Tuesday, July 31, 2012

Slow Days

End of month. Traders are obviously waiting for:
Fed to say something
ECB to do something
August 1st to show market direction.
I think what's going to happen:
Fed will say nothing, at least nothing new.
ECB will say a lot and do nothing.
First days of August will show nothing.
Market indices are at the top of the current range. Some traders are waiting for a breakthrough. Some are taking profits on long positions. Fund managers are doing window dressing, trying not to be to obvious, not to draw SEC attention. That's why last two days were so slow.
I don't know what is going to happen next. August can start with a bang or not. One thing I know for sure: politicians (and central bank heads are politicians, whether they want it or not) don't want to make any decisions. Not now. Later, when vacations and Olympic games are over, maybe. So I could've expected slow grind (and trading in range) to continue in August, but for one thing. Hot money. I don't know where is it going next. And, unfortunately, hot money makes market now. Quite often with little help from media (when SEC and Justice are going to look at suspicious transactions coinciding with suspicious publications at last?)
I didn't do much this week. Sold calls against long positions in Red Hat (RHT) and ARM holding (ARMH) and bought puts on QQQ for insurance, that's it. Waiting for market direction.
Disclosure: I am long RHTARMH.
Additional disclosure: I am short RHT, ARMH calls against long positions and long QQQ puts. Positions can change any time.

Saturday, July 21, 2012

Options Expiration

Today is options expiration. I had two positions:
short Facebook (FB) $25 puts, this one expired worthless, good
long WmWare (VMW) 97.5 calls, expired worthless as well, bad.
In total, they about cancel each other. Well, being flat is better than being at loss, but a little profit would be better.
Disclosure: I am long FBVMW.
Additional disclosure: Positions can change any time.

Thursday, July 19, 2012

Muni Closed-End Funds Portfolio Changes

My Mid-Year portfolio review is coming next week. I was thinking about doing it last week, but decided to wait for earnings.
Las couple of months I made changes in my Muni holdings.
Change number one: no more Nuveen closed-end funds. Looks like management sucks: funds are reducing payouts one after another. Today I sold Nuveen Select Quality Municipal Fund (NQS). Before that, I closed my biggest (for that moment) muni holding: Nuveen Municipal Market Opportunity Fund (NMO).
There are CEFs with better management. Currently I hold BlackRock Long-Term Municipal Advantage Trust (BTA), Invesco Van Kampen Trust for Investment Grade Municipals (VGM), Invesco Van Kampen Advantage Municipal Income Trust II (VKI).
Every position is a subject of trading around it. I did several trades around BTA. I also traded around Managed Duration Investment Grade Municipal Fund (MZF) and Dreyfus Strategic Municipal Bond Fund (DSM). Current strategy: buy at discount or small premium to net asset value and sell at premium above 4%. I know, DSM and MZF at times traded at 8% premium and I missed the profit. Well, that's life. You can't win everything. Anyway, every trade worked, with exception of NQS, where I'm about even, counting dividend.
Disclosure: I am long BTAVGMVKI.
Additional disclosure: I have no positions in other funds mentioned. Positions can change any time.

Tuesday, July 17, 2012

Getting Back To Business

I was awfully busy lately. So busy that I didn't have time to write, didn't even have time to seriously analyze my investments, which is even worse. Now I'm getting back.

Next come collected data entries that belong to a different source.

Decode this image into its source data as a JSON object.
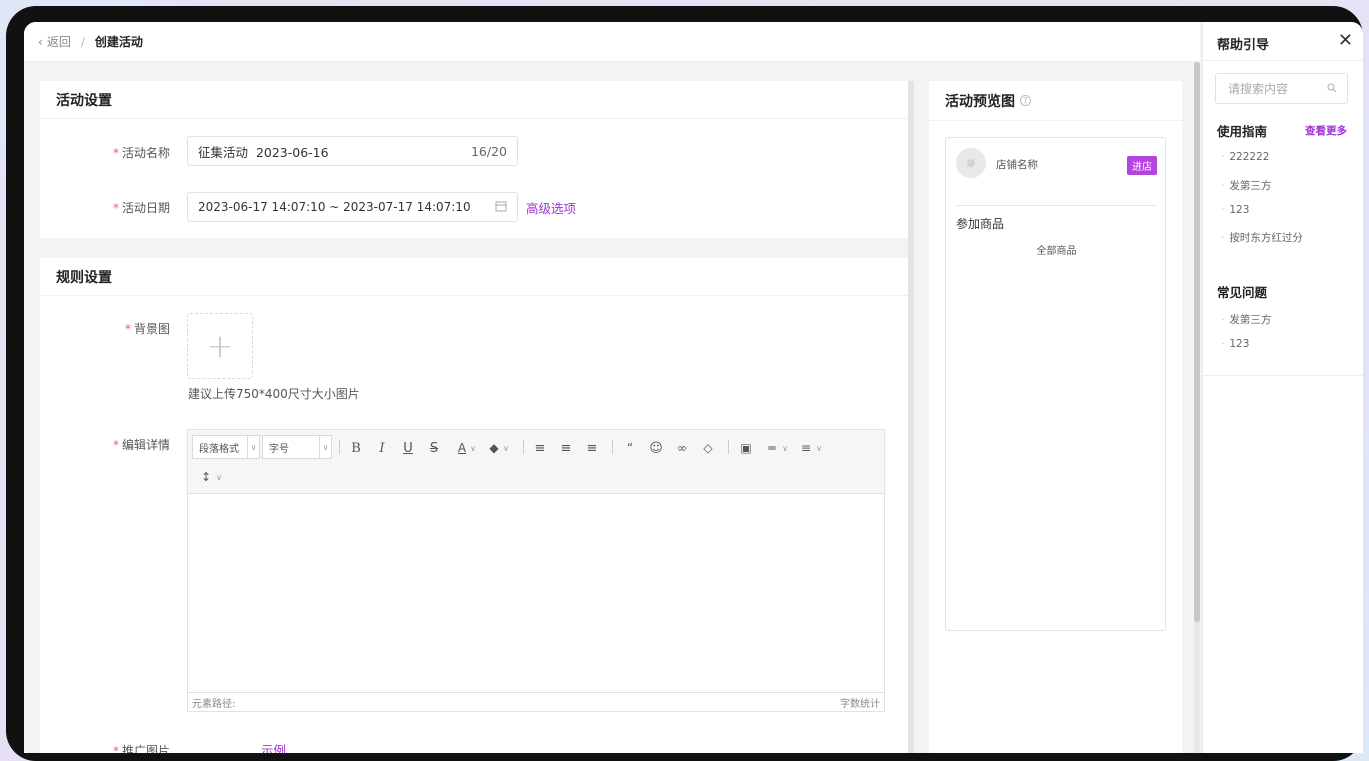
{
  "breadcrumb": {
    "back": "返回",
    "separator": "/",
    "current": "创建活动"
  },
  "activity_settings": {
    "title": "活动设置",
    "name_label": "活动名称",
    "name_value": "征集活动  2023-06-16",
    "name_count": "16/20",
    "date_label": "活动日期",
    "date_value": "2023-06-17 14:07:10 ~ 2023-07-17 14:07:10",
    "advanced_link": "高级选项"
  },
  "rule_settings": {
    "title": "规则设置",
    "bg_label": "背景图",
    "bg_hint": "建议上传750*400尺寸大小图片",
    "detail_label": "编辑详情",
    "editor": {
      "format_select": "段落格式",
      "size_select": "字号",
      "path_label": "元素路径:",
      "word_count": "字数统计"
    },
    "promo_label": "推广图片",
    "example_link": "示例"
  },
  "preview": {
    "title": "活动预览图",
    "shop_name": "店铺名称",
    "enter_shop": "进店",
    "products_label": "参加商品",
    "all_products": "全部商品"
  },
  "help_panel": {
    "title": "帮助引导",
    "search_placeholder": "请搜索内容",
    "guide_title": "使用指南",
    "view_more": "查看更多",
    "guide_items": [
      "222222",
      "发第三方",
      "123",
      "按时东方红过分"
    ],
    "faq_title": "常见问题",
    "faq_items": [
      "发第三方",
      "123"
    ]
  },
  "colors": {
    "accent": "#a034d6",
    "required_star": "#e45b8b",
    "shop_button": "#b344e0"
  }
}
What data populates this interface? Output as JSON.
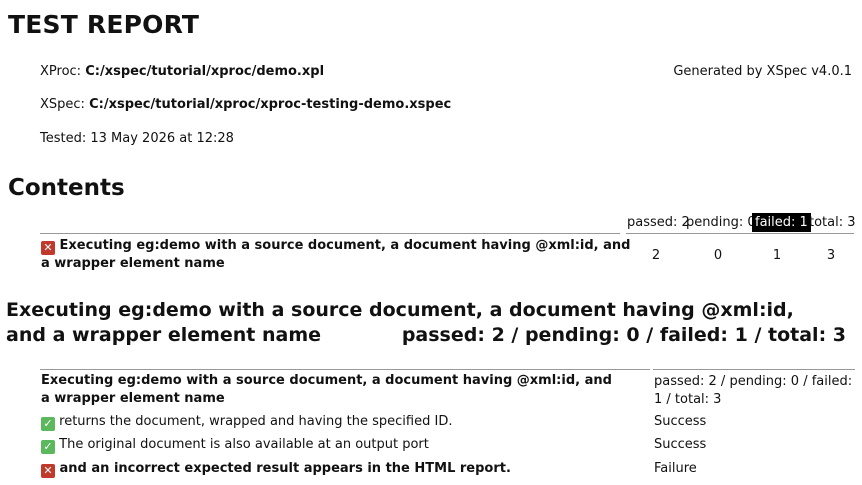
{
  "report": {
    "title": "TEST REPORT",
    "xproc_label": "XProc:",
    "xproc_path": "C:/xspec/tutorial/xproc/demo.xpl",
    "xspec_label": "XSpec:",
    "xspec_path": "C:/xspec/tutorial/xproc/xproc-testing-demo.xspec",
    "tested": "Tested: 13 May 2026 at 12:28",
    "generated_by": "Generated by XSpec v4.0.1"
  },
  "contents": {
    "heading": "Contents",
    "summary": {
      "passed": "passed: 2",
      "pending": "pending: 0",
      "failed": "failed: 1",
      "total": "total: 3"
    },
    "rows": [
      {
        "status": "failure",
        "label": "Executing eg:demo with a source document, a document having @xml:id, and a wrapper element name",
        "passed": "2",
        "pending": "0",
        "failed": "1",
        "total": "3"
      }
    ]
  },
  "scenario": {
    "heading": "Executing eg:demo with a source document, a document having @xml:id, and a wrapper element name",
    "totals": "passed: 2 / pending: 0 / failed: 1 / total: 3",
    "table_header": "Executing eg:demo with a source document, a document having @xml:id, and a wrapper element name",
    "table_header_totals": "passed: 2 / pending: 0 / failed: 1 / total: 3",
    "tests": [
      {
        "status": "success",
        "label": "returns the document, wrapped and having the specified ID.",
        "result": "Success"
      },
      {
        "status": "success",
        "label": "The original document is also available at an output port",
        "result": "Success"
      },
      {
        "status": "failure",
        "label": "and an incorrect expected result appears in the HTML report.",
        "result": "Failure"
      }
    ]
  },
  "colors": {
    "failure_icon": "#c0392b",
    "success_icon": "#5cb85c",
    "failed_highlight": "#000000"
  }
}
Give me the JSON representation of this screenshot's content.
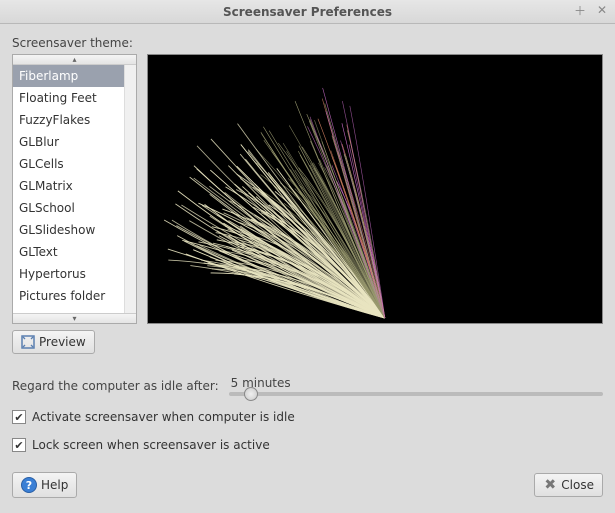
{
  "window": {
    "title": "Screensaver Preferences"
  },
  "labels": {
    "theme_label": "Screensaver theme:",
    "idle_label": "Regard the computer as idle after:",
    "activate_label": "Activate screensaver when computer is idle",
    "lock_label": "Lock screen when screensaver is active"
  },
  "themes": {
    "selected_index": 0,
    "items": [
      "Fiberlamp",
      "Floating Feet",
      "FuzzyFlakes",
      "GLBlur",
      "GLCells",
      "GLMatrix",
      "GLSchool",
      "GLSlideshow",
      "GLText",
      "Hypertorus",
      "Pictures folder"
    ]
  },
  "buttons": {
    "preview": "Preview",
    "help": "Help",
    "close": "Close"
  },
  "idle": {
    "value_text": "5 minutes",
    "value_minutes": 5,
    "thumb_percent": 4
  },
  "checkboxes": {
    "activate": true,
    "lock": true
  }
}
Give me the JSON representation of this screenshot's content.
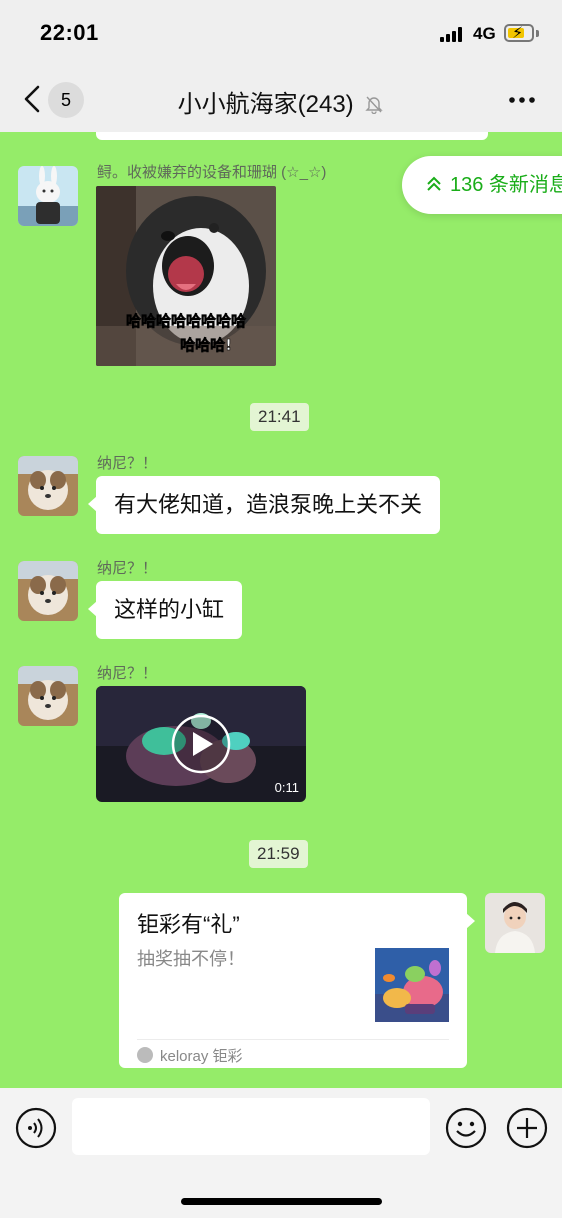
{
  "status_bar": {
    "time": "22:01",
    "network": "4G"
  },
  "nav": {
    "back_count": "5",
    "title": "小小航海家(243)"
  },
  "new_messages": {
    "label": "136 条新消息"
  },
  "messages": [
    {
      "sender": "鲟。收被嫌弃的设备和珊瑚 (☆_☆)",
      "sticker_text_1": "哈哈哈哈哈哈哈哈",
      "sticker_text_2": "哈哈哈!"
    },
    {
      "time": "21:41"
    },
    {
      "sender": "纳尼？！",
      "text": "有大佬知道，造浪泵晚上关不关"
    },
    {
      "sender": "纳尼？！",
      "text": "这样的小缸"
    },
    {
      "sender": "纳尼？！",
      "video_duration": "0:11"
    },
    {
      "time": "21:59"
    }
  ],
  "link_card": {
    "title": "钜彩有“礼”",
    "description": "抽奖抽不停！",
    "source": "keloray 钜彩"
  },
  "input": {
    "placeholder": ""
  },
  "colors": {
    "chat_bg": "#95ec69",
    "accent": "#1aad19",
    "bar_bg": "#efefef"
  }
}
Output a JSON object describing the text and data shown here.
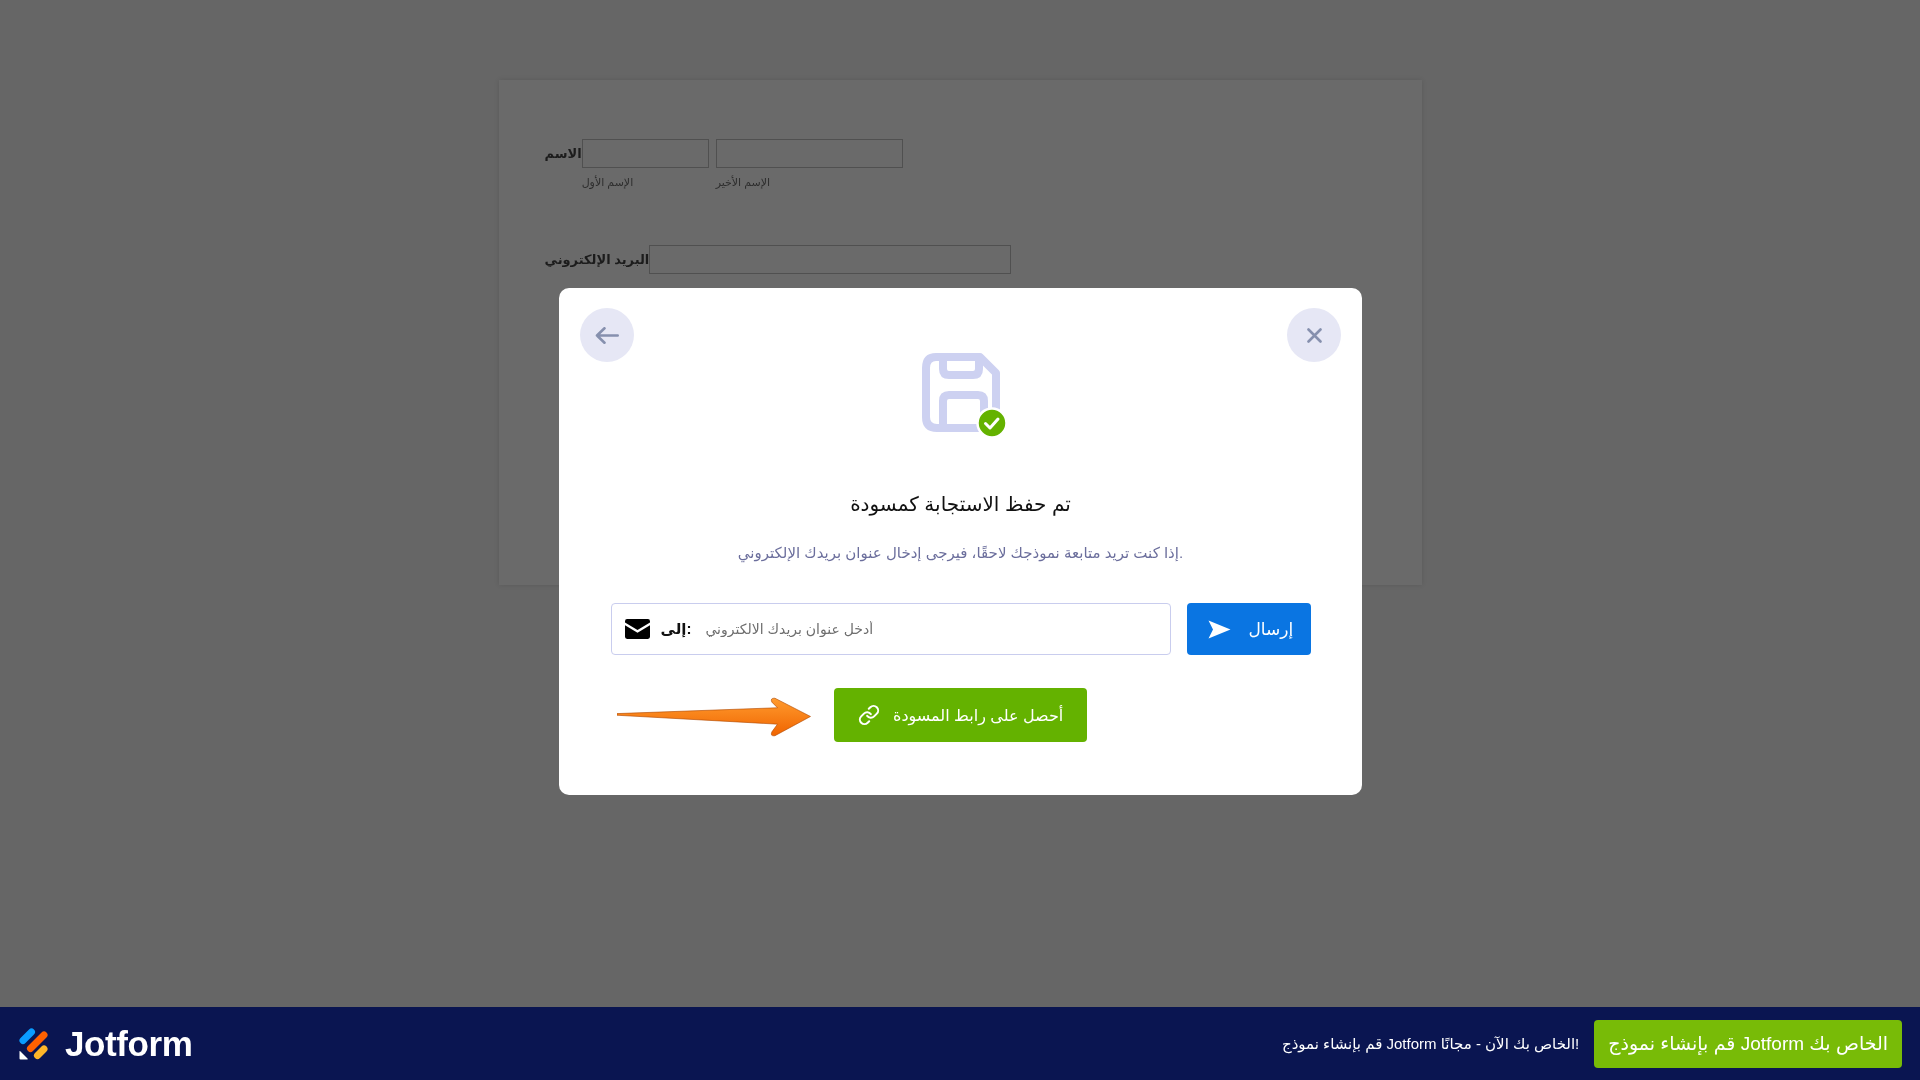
{
  "background_form": {
    "fields": [
      {
        "kind": "fullname",
        "label": "الاسم",
        "sublabels": [
          "الإسم الأخير",
          "الإسم الأول"
        ]
      },
      {
        "kind": "email",
        "label": "البريد الإلكتروني"
      }
    ]
  },
  "dialog": {
    "title": "تم حفظ الاستجابة كمسودة",
    "message": "إذا كنت تريد متابعة نموذجك لاحقًا، فيرجى إدخال عنوان بريدك الإلكتروني.",
    "email_field": {
      "label": "إلى:",
      "placeholder": "أدخل عنوان بريدك الالكتروني"
    },
    "send_button": "إرسال",
    "draft_link_button": "أحصل على رابط المسودة"
  },
  "footer": {
    "logo": "Jotform",
    "promo": "قم بإنشاء نموذج Jotform الخاص بك الآن - مجانًا!",
    "cta_button": "قم بإنشاء نموذج Jotform الخاص بك"
  }
}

There are several new trends around. First, and foremost, July looks better than I expected, so far. We had a huge sell-off last week, true, but it looks out of steam. Best of all, barrage of bad news doesn't seem to be able to crush market. And we had a lot of bad news. Libor scandal (it's much larger than anybody thinks), JPM (lesson to Jamie Dimon and all traders: never declare your losses until you close the trade), GDP and manufacturing trends (flatlined), unemployment (holding it's own). Let's add fiscal cliff here. I don't know if GOP has guts to ruin economy completely by refusing to talk about anything but complete surrender from Dems. Experience tells me that they should stop at the last moment. In any case, I'd rather returned Bush tax cuts than doing austerity (just ask Eurozone how much good it does).

But anyway, market holds. Trend, started in June, is not broken. This week is very important. We are getting a lot of earning reports. The earnings themselves are not as important as market reaction to them. Another trend: Treasuries are on the way to my forecast: 1% for 10-year note by Jan 1, 2013. Is there a way to profit from it? Sure, sell puts on TLT or calls on TBT. I'm not doing it, risk is too high, reward is too low.

Last couple of months the only money I made came from trading ranges in muni CEFs. Well, I'm going to continue this range trading.

Last, but not least: gold is broken. And broken hard. It's well below 200-day MA, barely able to stick to 50-day MA. Watch $150 line in GLD, that's the last line of defense.

Disclosure: I have no positions in any stocks mentioned, and no plans to initiate any positions within the next 72 hours.

Additional disclosure: I have long positions in several Muni CEFs.